Three-Leaved Chaste Tree is a large coastal shrub or small tree, less that 5 m in height with the stems covered by soft hairs (tomentose). The leaves are oppositely arranged along the stems, simple or trifoliate with 3 linear leaflets which range between 1 -12 cm in length. The upper surface of the leaves are green and the lower surface grayish green. The flowers are born in panicles or clusters up to 18 cm in length. Individual flowers have purple to violet two-lipped corollas that are approximately 5 mm long. The stamen are in two pairs and the ovary is superior, or develops above the corolla. The fleshy fruits are about 6 mm in diameter and contain 4 small black seeds.
The leaves are used to treat female ailments in the Cook Islands, and used to relieve fever in Samoa. Additionally in Samoa, the dried leaves are burned to deter mosquitos.
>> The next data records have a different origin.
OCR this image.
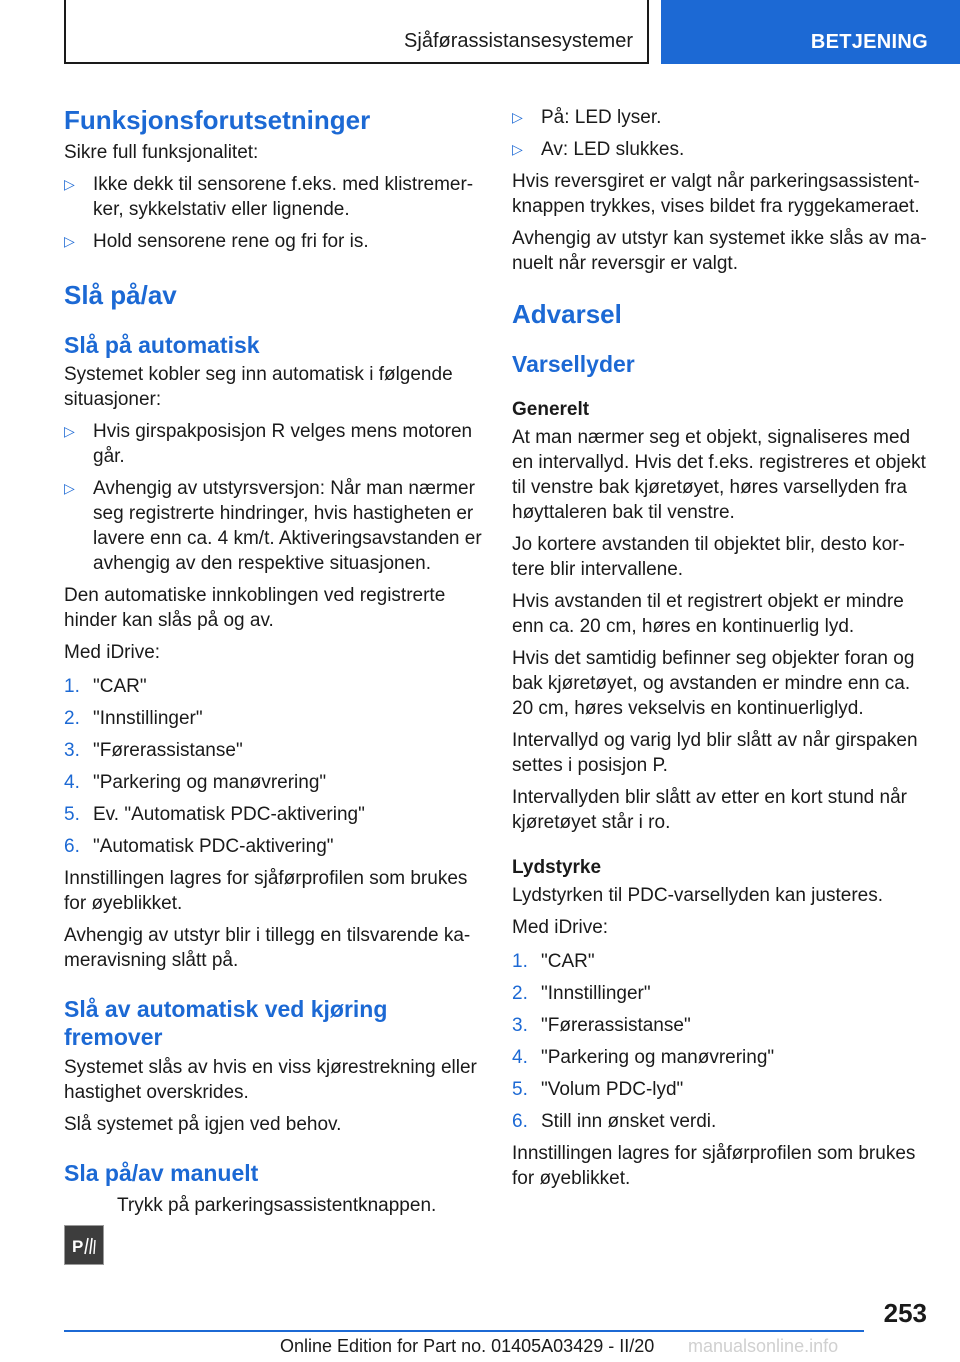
Sjåførassistansesystemer	BETJENING
Funksjonsforutsetninger

Sikre full funksjonalitet:

▷ Ikke dekk til sensorene f.eks. med klistremer-ker, sykkelstativ eller lignende.
▷ Hold sensorene rene og fri for is.
Slå på/av
Slå på automatisk

Systemet kobler seg inn automatisk i følgende situasjoner:

▷ Hvis girspakposisjon R velges mens motoren går.
▷ Avhengig av utstyrsversjon: Når man nærmer seg registrerte hindringer, hvis hastigheten er lavere enn ca. 4 km/t. Aktiveringsavstanden er avhengig av den respektive situasjonen.

Den automatiske innkoblingen ved registrerte hinder kan slås på og av.

Med iDrive:

1. "CAR"
2. "Innstillinger"
3. "Førerassistanse"
4. "Parkering og manøvrering"
5. Ev. "Automatisk PDC-aktivering"
6. "Automatisk PDC-aktivering"

Innstillingen lagres for sjåførprofilen som brukes for øyeblikket.

Avhengig av utstyr blir i tillegg en tilsvarende ka-meravisning slått på.

Slå av automatisk ved kjøring fremover

Systemet slås av hvis en viss kjørestrekning eller hastighet overskrides.

Slå systemet på igjen ved behov.

Sla på/av manuelt

Trykk på parkeringsassistentknappen.

P
▷ På: LED lyser.
▷ Av: LED slukkes.

Hvis reversgiret er valgt når parkeringsassistent-knappen trykkes, vises bildet fra ryggekameraet.

Avhengig av utstyr kan systemet ikke slås av ma-nuelt når reversgir er valgt.

Advarsel
Varsellyder
Generelt

At man nærmer seg et objekt, signaliseres med en intervallyd. Hvis det f.eks. registreres et objekt til venstre bak kjøretøyet, høres varsellyden fra høyttaleren bak til venstre.

Jo kortere avstanden til objektet blir, desto kor-tere blir intervallene.

Hvis avstanden til et registrert objekt er mindre enn ca. 20 cm, høres en kontinuerlig lyd.

Hvis det samtidig befinner seg objekter foran og bak kjøretøyet, og avstanden er mindre enn ca. 20 cm, høres vekselvis en kontinuerliglyd.

Intervallyd og varig lyd blir slått av når girspaken settes i posisjon P.

Intervallyden blir slått av etter en kort stund når kjøretøyet står i ro.

Lydstyrke

Lydstyrken til PDC-varsellyden kan justeres.

Med iDrive:

1. "CAR"
2. "Innstillinger"
3. "Førerassistanse"
4. "Parkering og manøvrering"
5. "Volum PDC-lyd"
6. Still inn ønsket verdi.

Innstillingen lagres for sjåførprofilen som brukes for øyeblikket.

253
Online Edition for Part no. 01405A03429 - II/20 manualsonline.info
The roots are diaphoretic and diuretic. A decoction is used in the treatment of fevers and liver diseases.
It is also taken after childbirth. The fruit is said to be nervine, cephalic, and emmenagogue. It is prescribed in the form of powder, an electuary, and a decoction. A decoction of the dried fruits is given in the treatment of common cold, headache, watery eyes and mastitis.